Those of who hoping for a dramatic clash of states-beginning-with-V in the U.S. Supreme Court will no doubt be disappointed: Virginia's Supreme Court (PDF) today apparently closed a long-running dispute between feuding same-sex parents, leaving untouched a Vermont court's award of visitation rights to the non-biological mother. No doubt even more disappointing for those in the bleachers, the high court didn't address whether the state's anti-marriage constitutional amendment stood in the way of enforcing the Vermont court order.
Instead, the court resolved the appeal on the basis of the "law of the case doctrine": because Lisa Miller-Jenkins failed to file a timely appeal from an earlier Virginia Court of Appeals decision in a separate, but essentially identical, lawsuit, she was barred from raising the same issues before the state's highest court now.
The earlier Virginia appeals decision, in accord with the Vermont Supreme Court's decision in the same case, held that under the federal Parental Kidnapping Prevention Act, Vermont had exclusive jurisdiction over custody of the child. The point of the PKPA is to prevent parents who get a court decision they don't like from making off with the child to another jurisdiction to re-litigate the issue there.
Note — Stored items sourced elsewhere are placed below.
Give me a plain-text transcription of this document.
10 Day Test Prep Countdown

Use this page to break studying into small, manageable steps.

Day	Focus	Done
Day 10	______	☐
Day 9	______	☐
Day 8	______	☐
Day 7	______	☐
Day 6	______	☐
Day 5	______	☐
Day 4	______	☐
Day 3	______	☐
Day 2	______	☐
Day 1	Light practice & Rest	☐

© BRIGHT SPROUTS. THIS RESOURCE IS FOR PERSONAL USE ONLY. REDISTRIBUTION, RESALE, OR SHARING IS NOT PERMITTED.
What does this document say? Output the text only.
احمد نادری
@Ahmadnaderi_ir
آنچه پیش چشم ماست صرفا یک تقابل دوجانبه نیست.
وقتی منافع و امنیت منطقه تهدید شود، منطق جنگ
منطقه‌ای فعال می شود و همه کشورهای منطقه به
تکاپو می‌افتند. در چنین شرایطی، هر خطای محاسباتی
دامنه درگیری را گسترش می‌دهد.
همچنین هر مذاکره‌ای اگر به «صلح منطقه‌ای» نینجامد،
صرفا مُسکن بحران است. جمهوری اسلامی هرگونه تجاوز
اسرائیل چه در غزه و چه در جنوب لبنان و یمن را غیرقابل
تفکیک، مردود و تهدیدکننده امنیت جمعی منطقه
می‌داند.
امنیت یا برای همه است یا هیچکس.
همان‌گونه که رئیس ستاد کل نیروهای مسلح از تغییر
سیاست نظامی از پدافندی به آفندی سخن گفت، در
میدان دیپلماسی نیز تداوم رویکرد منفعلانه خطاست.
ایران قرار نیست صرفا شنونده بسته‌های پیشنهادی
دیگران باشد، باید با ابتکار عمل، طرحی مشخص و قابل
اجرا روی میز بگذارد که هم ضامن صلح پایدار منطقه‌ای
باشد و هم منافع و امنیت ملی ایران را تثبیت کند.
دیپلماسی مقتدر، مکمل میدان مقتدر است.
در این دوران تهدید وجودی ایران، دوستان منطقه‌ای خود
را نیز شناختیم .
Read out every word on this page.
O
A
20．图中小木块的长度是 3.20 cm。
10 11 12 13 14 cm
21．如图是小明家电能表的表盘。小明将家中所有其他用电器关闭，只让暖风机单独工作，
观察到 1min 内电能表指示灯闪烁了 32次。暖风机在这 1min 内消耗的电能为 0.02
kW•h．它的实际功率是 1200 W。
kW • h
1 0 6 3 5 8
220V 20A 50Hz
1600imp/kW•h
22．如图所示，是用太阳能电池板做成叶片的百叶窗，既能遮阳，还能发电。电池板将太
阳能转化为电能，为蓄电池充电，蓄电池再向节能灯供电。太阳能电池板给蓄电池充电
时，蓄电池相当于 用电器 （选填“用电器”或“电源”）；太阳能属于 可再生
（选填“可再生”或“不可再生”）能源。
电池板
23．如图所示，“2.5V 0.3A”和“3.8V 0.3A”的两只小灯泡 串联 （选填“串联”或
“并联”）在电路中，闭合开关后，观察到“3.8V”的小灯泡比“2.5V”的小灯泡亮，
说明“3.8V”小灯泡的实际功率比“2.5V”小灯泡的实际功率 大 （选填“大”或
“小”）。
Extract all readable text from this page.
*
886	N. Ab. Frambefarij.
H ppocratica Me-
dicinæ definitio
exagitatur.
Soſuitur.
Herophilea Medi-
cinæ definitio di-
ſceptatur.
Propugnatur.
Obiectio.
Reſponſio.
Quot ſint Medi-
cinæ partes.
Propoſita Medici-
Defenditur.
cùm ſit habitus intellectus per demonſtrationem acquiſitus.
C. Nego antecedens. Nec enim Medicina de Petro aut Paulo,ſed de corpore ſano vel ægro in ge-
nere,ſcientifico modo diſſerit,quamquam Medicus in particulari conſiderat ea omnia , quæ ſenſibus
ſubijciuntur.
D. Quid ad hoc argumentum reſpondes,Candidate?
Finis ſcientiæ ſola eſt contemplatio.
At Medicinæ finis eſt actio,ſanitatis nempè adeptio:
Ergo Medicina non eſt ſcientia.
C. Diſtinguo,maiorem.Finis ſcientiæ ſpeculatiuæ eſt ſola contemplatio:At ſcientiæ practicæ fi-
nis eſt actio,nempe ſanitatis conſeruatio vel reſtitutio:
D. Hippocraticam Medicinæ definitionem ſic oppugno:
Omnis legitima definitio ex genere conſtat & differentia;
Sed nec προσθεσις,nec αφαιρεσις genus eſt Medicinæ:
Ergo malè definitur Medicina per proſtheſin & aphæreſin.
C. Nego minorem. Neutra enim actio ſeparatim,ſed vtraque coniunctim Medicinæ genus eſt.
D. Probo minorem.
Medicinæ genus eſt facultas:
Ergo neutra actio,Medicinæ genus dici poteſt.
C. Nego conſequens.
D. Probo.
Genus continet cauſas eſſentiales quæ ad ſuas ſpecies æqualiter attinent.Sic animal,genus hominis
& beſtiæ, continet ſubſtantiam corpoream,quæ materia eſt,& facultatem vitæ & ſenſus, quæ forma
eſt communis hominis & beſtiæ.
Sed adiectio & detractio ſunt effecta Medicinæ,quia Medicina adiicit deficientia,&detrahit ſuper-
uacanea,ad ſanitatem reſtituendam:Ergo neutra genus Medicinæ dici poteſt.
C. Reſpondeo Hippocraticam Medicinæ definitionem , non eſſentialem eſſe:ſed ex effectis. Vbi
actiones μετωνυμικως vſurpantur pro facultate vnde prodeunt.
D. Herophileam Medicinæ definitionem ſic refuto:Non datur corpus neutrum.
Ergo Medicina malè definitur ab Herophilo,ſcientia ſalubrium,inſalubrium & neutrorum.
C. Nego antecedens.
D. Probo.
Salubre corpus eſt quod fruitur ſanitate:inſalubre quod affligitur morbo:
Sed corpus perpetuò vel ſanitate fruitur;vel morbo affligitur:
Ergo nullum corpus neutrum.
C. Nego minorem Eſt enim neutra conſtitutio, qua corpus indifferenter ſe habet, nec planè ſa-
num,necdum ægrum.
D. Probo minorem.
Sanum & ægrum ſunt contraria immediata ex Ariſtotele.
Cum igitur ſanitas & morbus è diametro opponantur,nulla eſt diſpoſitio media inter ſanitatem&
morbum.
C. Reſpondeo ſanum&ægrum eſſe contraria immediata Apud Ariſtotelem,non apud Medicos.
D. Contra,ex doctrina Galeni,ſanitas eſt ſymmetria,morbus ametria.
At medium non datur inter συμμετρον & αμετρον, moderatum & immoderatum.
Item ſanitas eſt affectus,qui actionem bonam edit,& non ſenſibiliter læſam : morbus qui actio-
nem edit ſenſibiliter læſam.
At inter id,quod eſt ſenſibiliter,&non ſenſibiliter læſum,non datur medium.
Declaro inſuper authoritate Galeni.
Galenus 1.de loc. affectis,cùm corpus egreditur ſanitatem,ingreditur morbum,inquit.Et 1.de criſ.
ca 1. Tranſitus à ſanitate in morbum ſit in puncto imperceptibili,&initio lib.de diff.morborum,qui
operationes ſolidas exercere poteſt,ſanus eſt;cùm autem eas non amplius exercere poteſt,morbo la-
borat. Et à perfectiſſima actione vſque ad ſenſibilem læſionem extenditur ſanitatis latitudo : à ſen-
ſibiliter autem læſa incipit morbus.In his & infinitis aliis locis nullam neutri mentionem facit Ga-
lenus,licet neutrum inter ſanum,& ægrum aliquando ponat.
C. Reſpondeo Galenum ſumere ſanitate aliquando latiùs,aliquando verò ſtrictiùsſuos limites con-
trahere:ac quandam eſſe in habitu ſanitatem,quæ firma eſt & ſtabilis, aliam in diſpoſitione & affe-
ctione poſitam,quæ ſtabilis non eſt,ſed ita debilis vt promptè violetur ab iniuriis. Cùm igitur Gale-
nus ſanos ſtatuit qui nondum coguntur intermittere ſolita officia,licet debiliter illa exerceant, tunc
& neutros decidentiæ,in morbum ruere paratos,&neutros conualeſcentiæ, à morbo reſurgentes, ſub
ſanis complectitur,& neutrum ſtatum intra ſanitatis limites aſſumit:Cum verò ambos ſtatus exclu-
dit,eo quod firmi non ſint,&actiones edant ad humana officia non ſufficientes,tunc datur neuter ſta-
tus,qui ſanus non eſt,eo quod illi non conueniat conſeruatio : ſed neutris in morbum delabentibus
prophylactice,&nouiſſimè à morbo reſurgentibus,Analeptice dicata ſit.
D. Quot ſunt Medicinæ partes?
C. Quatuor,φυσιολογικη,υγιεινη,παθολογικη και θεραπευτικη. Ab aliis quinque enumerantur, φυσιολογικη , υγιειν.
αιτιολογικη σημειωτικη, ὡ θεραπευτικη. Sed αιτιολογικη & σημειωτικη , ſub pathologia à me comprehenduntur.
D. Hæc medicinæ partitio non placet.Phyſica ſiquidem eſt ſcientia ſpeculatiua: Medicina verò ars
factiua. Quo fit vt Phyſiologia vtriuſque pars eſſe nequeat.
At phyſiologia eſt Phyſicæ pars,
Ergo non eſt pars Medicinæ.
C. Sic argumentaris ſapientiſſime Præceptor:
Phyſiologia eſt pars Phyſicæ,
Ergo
Under the PKPA, whether a Vermont civil union -- which the two women in the case formerly had -- would be recognized by Virginia courts is beside the point.
How Appealing sums up early press coverage.
Equality Virginia (which represented non-biological mother Janet Miller-Jenkins) provides a FAQ on the case.
While this appears to resolve the Miller-Jenkins case, it also means the Virginia Supreme Court could consider similar arguments -- that its anti-marriage law and amendment preclude recognizing other states' family court orders, notwithstanding the PKPA -- in a later case.